August 21, 2024 at 12:54PM
ESET warns of new phishing tactic targeting iOS and Android users with web applications mimicking banking software to steal login credentials. Cybercriminals use Progressive Web Applications and WebAPKs to bypass security measures. The attacks combine voice calls, social media malvertising, and SMS messages to distribute links, mainly targeting mobile banking users in Czech Republic, Hungary, and Georgia.
After reviewing the meeting notes, here are the key takeaways:
1. ESET has issued a warning about a new phishing tactic that targets iOS and Android users with web applications mimicking legitimate banking software. These applications are designed to bypass security protections and steal login credentials.
2. The cybercriminals behind these attacks used technologies such as Progressive Web Applications (PWA) and WebAPKs to create fraudulent applications that appear legitimate.

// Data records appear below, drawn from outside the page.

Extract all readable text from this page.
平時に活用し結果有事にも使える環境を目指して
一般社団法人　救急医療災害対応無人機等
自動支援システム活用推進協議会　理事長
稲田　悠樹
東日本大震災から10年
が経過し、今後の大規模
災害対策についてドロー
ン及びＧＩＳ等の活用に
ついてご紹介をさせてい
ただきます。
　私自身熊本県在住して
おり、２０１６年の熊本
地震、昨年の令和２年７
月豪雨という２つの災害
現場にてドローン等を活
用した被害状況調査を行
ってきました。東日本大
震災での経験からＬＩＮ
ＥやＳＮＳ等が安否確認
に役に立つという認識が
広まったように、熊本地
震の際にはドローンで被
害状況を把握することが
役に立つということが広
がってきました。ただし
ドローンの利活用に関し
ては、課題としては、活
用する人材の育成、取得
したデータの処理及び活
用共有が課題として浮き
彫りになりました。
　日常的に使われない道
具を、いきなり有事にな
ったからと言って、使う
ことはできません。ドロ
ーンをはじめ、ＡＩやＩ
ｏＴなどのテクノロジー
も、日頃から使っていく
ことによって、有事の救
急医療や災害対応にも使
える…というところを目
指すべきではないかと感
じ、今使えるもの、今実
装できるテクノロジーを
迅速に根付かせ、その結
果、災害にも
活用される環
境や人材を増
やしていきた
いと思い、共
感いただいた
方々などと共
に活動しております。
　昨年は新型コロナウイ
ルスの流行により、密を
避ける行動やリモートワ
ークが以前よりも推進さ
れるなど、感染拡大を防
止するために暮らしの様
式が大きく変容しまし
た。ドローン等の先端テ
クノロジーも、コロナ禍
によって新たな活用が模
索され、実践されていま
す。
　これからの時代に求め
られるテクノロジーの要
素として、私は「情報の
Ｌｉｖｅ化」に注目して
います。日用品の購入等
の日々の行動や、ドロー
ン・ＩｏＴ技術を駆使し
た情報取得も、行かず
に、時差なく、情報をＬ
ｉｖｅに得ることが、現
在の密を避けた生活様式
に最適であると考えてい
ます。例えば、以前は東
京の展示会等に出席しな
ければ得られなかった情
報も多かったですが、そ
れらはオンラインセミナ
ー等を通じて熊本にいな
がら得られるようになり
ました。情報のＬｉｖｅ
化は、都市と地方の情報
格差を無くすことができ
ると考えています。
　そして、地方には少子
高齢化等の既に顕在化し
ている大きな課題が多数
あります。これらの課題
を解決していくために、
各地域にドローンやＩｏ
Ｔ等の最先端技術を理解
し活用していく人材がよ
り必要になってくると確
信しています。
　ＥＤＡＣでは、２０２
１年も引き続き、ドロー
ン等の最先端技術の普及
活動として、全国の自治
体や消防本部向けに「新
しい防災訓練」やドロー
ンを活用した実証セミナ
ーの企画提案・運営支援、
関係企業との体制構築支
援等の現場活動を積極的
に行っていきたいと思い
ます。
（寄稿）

3. The phishing campaigns involved a combination of automated voice calls, social media malvertising, and SMS messages to distribute links to the fraudulent websites hosting the applications.
4. Once the phishing PWA or WebAPK is installed, its icon is added to the user’s home screen and leads directly to a phishing login page, prompting victims to submit their internet banking credentials, which are then sent to the attackers’ command-and-control (C&C) servers.
5. The attacks started around November 2023, with the C&C servers becoming operational in March 2024. Some cases also involved the use of a Telegram bot to collect users’ information.
6. The attacks primarily targeted mobile banking users in the Czech Republic, with additional attacks observed in Hungary and Georgia.
7. ESET believes that two different threat actors have been using this new phishing tactic and warns that they might expand their arsenal with more copycat applications, as they are difficult to distinguish from legitimate ones.
These takeaways provide a clear understanding of the new phishing tactic identified by ESET and the potential impact on mobile banking users, as well as the ongoing efforts of threat actors to exploit vulnerabilities in mobile platforms.